O drama dos frequentadores da boate Kiss, que pegou fogo em Santa Maria em 2013 e resultou na morte de 242 pessoas, foi revivido nesta quarta-feira (1º) pela voz de uma sobrevivente. Kátia Giane Pacheco Siqueira, 29 anos, testemunhou perante o júri que vai decidir sobre a responsabilidade dos quatro réus acusados pelo incêndio da danceteria.
Ex-atendente da cozinha da boate, Kátia foi a primeira a depor no júri, que deve ser o mais longo da história gaúcha. A ex-funcionária ressalta que a boate tinha só uma saída, obstaculizada por barras metálicas de contenção. Serviam para dividir setores e manter a ordem na hora de fazer o pagamento. Kátia fala que era comum o uso de artefatos pirotécnicos na boate, presos a espumantes.
Ela lembra pouca coisa do início do incêndio, ocorrido em 27 de janeiro de 2013. Diz que a luz caiu e ouviu as palavras “fogo, fogo” e “briga, briga”, sem entender o que se passava. Percebeu a urgência da situação quando viu colegas pulando o balcão da cozinha, em fuga em direção a uma luz.
O problema é que uma multidão se dirigia em direção aos banheiros da boate, pensando que se tratava da saída, porque tinham iluminação de emergência. Ficaram presos e tentaram retornar, atropelando outras pessoas — entre elas, Kátia.
— A porta da cozinha era perto da porta dos banheiros. Eu tentava sair pela porta da frente e tinha gente imaginando que a porta do banheiro era a porta de saída. Então, ficava um empurrando o outro. Aí quando eu consegui gritar que era ao contrário eles viraram e começaram a fazer força para outro lado para tentar sair. Só que eu estava sem ar e acabei desmaiando lá dentro e acordei quando escutei as pessoas perguntando se tinha alguém ali.
Kátia afirma que acordou quando duas pessoas puxavam ela, mas tinha gente em cima dela e os resgatadores não conseguiam retirá-la.
— Iam me soltar lá dentro e eu simplesmente agarrei nas pernas de uma das pessoas, de um jeito que ela não conseguia se mover. Daí foi quando fizeram força para me puxar — descreve Kátia.
Ela diz que saiu de dentro da boate, encontrou colegas, conversou com eles, porque ainda estava se sentindo bem. Lembra de ter falado com Elissandro Spohr, o Kiko, um dos donos da boate. Ele perguntou se ela estava bem, se precisava de ajuda. Ela respondeu que não e ele foi ajudar outras pessoas.
Kátia foi levada de viatura policial até um hospital e ainda tentou falar com a mãe, pelo telefone, mas não conseguiu. Começou a sentir falta de ar.

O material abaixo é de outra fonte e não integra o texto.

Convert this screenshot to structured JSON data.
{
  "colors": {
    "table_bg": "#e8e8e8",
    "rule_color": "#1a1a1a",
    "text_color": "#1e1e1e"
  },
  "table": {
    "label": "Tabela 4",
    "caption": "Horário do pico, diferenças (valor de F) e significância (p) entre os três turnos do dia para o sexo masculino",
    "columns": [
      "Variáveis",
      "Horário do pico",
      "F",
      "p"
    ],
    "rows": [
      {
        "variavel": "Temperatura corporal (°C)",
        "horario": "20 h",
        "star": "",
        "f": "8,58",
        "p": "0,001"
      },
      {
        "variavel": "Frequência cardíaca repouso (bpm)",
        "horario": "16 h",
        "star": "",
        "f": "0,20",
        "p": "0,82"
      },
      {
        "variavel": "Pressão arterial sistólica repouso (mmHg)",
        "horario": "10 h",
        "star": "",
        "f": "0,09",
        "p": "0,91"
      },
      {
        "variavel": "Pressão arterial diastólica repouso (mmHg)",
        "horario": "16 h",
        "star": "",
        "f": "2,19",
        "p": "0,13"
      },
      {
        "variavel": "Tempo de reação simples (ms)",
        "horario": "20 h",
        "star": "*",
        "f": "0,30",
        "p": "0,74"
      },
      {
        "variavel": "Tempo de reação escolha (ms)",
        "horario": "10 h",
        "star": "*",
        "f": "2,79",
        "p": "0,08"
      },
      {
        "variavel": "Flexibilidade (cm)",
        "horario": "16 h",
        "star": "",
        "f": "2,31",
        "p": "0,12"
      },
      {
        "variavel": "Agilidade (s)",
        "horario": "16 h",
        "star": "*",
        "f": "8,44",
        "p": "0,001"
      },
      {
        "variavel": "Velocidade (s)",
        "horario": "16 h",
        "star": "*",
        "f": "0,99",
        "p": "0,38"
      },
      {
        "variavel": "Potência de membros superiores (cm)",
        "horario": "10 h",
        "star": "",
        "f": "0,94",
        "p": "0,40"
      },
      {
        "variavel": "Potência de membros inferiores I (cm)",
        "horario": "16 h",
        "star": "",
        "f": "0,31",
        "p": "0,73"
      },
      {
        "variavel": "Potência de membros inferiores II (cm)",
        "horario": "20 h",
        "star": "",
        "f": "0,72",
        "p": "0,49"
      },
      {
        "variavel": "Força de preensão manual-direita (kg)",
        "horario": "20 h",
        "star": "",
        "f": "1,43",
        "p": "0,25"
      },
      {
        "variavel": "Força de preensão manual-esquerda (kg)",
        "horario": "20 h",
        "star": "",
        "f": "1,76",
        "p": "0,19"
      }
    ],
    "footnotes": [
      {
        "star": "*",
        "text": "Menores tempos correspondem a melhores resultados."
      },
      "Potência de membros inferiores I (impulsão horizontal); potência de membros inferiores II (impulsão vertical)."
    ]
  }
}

— Apaguei ali e acordei 21 dias depois, em Porto Alegre, em outro hospital.
Kátia afirma que, antes de acordar, teve uma parada cardiorrespiratória e foi entubada às pressas. Ela chora ao recordar palavras que teria ouvido dos atendentes do hospital.
— Falaram que iriam tentar me desentubar de novo e, caso eu não resistisse, iriam me deixar morrer. Porque meu organismo tinha de reagir e ele não estava reagindo. Minha mãe estava do meu lado e falava: "filha, tu tem de reagir, faz força, batalha, não te abala”. Ela não deixava eu ver televisão, se aparecesse uma notícia ela trocava de canal para não me afetar. Dali em diante, ela estava sempre me apoiando. Daí foi quando coloquei na minha cabeça que queria viver. Fui me recuperando mais rápido.
Kátia teve 40% do corpo queimado no incêndio e realizou cinco cirurgias de enxerto de pele. Sofreu rejeições no tecido, pós-cirúrgicas, e foi preciso refazer os enxertos, com pele retirada das costas e coxas. Fez outras operações para apagar cicatrizes. A ex-funcionária também foi submetida durante anos a fisioterapias respiratórias. Não ficou com sequelas. Tomava morfina injetada para aguentar a dor.
Após sair do hospital, fez tratamento psicológico e psiquiátrico. A cada vez que ia em consulta, tinha dificuldade em falar sobre o acidente. Regredia, tinha crises de choro, descreve. Colocou na cabeça que não iria mais pensar no assunto. Não assistia mais TV. Quando perguntavam sobre queimaduras, eu dizia que era um acidente. Voltou a se preocupar agora, na hora de testemunhar. Não gosta da ideia de a filha passar por isso, me assistir.
Questionada pelo Ministério Público sobre o que acha dos réus, Kátia foi taxativa:
— Com todas as coisas que eles fizeram, com a elevação do palco, com a colocação de espuma, eles tentaram matar a gente.